Shares in Canadian technology company Maxar Technologies (TSX:MAXR)(NYSE:MAXR) are down 71% so far in 2018. That fall was accentuated two weeks ago with the stock plummeting 42% on disappointing earnings results.
It seems that investors have begun to lose (or have already lost) their patience with the company’s ambitious turnaround strategy.
But even while several ratings firms have lowered their price targets for MAXR’s stock following the latest earnings release, most remain in agreement that the company represents very compelling (if not a little speculative) value at these levels.
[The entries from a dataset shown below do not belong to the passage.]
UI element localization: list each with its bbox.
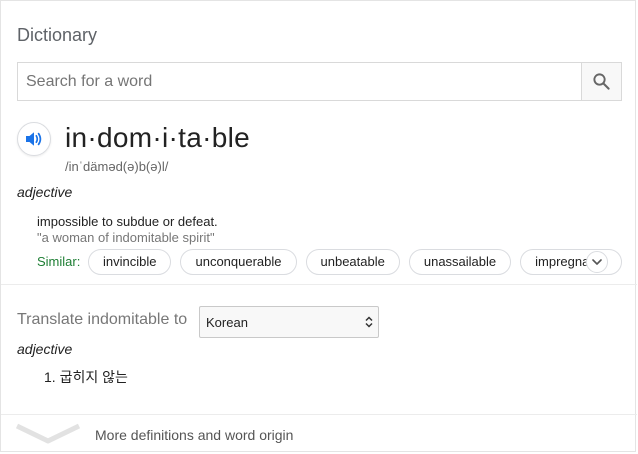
translation-part-of-speech: adjective	[17, 341, 73, 357]
chevron-down-icon	[15, 423, 81, 444]
translation-item: 1. 굽히지 않는	[44, 369, 128, 385]
definition: impossible to subdue or defeat.	[37, 214, 218, 229]
selected-language: Korean	[206, 315, 248, 330]
pronunciation-button[interactable]	[17, 122, 51, 156]
more-definitions-label: More definitions and word origin	[95, 427, 294, 443]
part-of-speech: adjective	[17, 184, 73, 200]
similar-chip[interactable]: unbeatable	[305, 249, 400, 275]
speaker-icon	[26, 132, 42, 146]
section-divider	[1, 284, 637, 285]
card-title: Dictionary	[17, 25, 98, 45]
search-box	[17, 62, 622, 101]
similar-words: invincible unconquerable unbeatable unas…	[88, 249, 622, 275]
expand-chevron-icon	[592, 259, 602, 265]
similar-label: Similar:	[37, 254, 81, 269]
phonetic-spelling: /inˈdäməd(ə)b(ə)l/	[65, 159, 169, 174]
search-input[interactable]	[18, 63, 582, 100]
search-button[interactable]	[581, 63, 621, 100]
select-arrows-icon	[365, 316, 373, 328]
similar-chip[interactable]: unassailable	[408, 249, 512, 275]
translate-label: Translate indomitable to	[17, 311, 188, 328]
similar-chip[interactable]: invincible	[88, 249, 172, 275]
search-icon	[593, 73, 610, 90]
example-sentence: "a woman of indomitable spirit"	[37, 230, 215, 245]
headword: in·dom·i·ta·ble	[65, 122, 250, 153]
language-select[interactable]: Korean	[199, 306, 379, 338]
similar-chip[interactable]: unconquerable	[180, 249, 297, 275]
more-definitions-link[interactable]: More definitions and word origin	[1, 415, 637, 453]
expand-similar-button[interactable]	[586, 251, 608, 273]
dictionary-card: Dictionary in·dom·i·ta·ble /inˈdäməd(ə)b…	[0, 0, 637, 453]
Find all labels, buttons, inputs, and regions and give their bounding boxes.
Part of the reason that MAXR has struggled to gain traction this year is thanks to a publicly waged short-selling campaign on the part of Spruce Capital Management reportedly claimed that Maxar’s shareholders faced “100% downside risk.”
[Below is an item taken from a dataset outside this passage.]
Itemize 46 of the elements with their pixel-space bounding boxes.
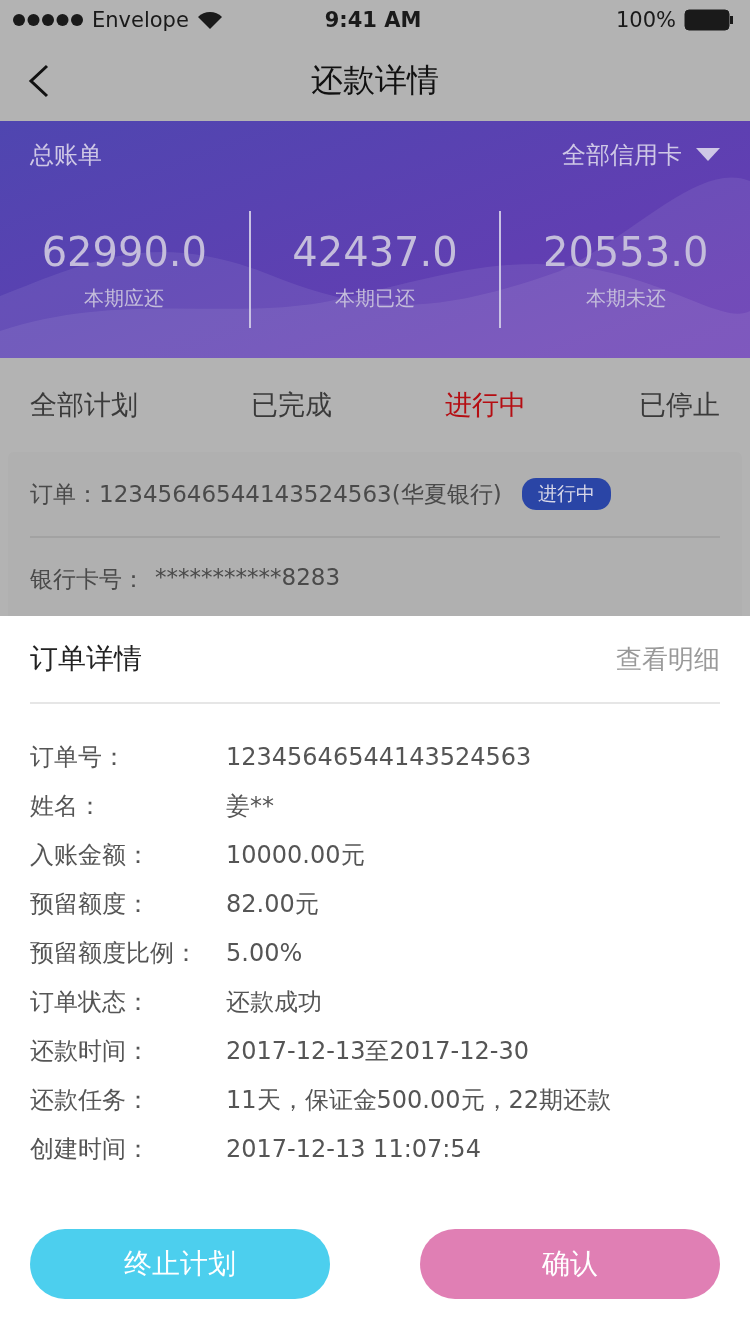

Now that seems a little hard to believe in light of the fact that even despite its disappointing third quarter, the space technology company still managed to generate adjusted operating cash flows of $91.9 million and adjusted free cash flows of $29.2 million.
That still puts the company in an enviable position of being able to cover its annual dividend of $1.48, not to mention that based on its third-quarter adjusted earnings of approximately $0.75, that works out to a dividend-payout ratio below 50%.
The concern would be that there are a lot of things happening right now at the company that make its future a whole lot less than “certain.”
That includes declines in its GeoComm business and a lot of unknowns as it relates to the relocation of its headquarters to the United States in order to meet the requirements to begin placing bids for U.S. defence contracts.
But even with those unknowns, many analysts remain committed to the stock.
Following the third-quarter results, CIBC lowered its price target for MAXR from $69 to $38.50.
That’s a steep drop, sure, but keep in mind that $38.50 would represent 61% upside from Friday’s closing price on the TSX Index.
An RBC analyst came out following the results and maintained his “outperform” rating on the stock, suggesting the opportunity for investors to accumulate stock in the company at current levels.
Meanwhile, two more ratings firms, Canaccord Genuity and TD Securities, while acknowledging the inherent risk, have maintained the company as a “speculative buy.”
The irony, of course, is that it’s all too easy to be fooled (note the small “f”) by the masses.
With the stock now at eight-year lows, short-sellers circling the stock, and some — albeit not particularly credible — rumours of an eminent dividend cut, things haven’t looked this bleak for the company in a long time.
Yet the sky is darkest right before the dawn.
Investors who’ve managed to avoid last month’s sell-off may consider themselves fortunate, but may owe it to themselves to take a fresh, uninhibited view of this company and its long-term prospects to see if the outlook for this Space 2.0 stock, complete with its 6.22% dividend, is the right move for them right now.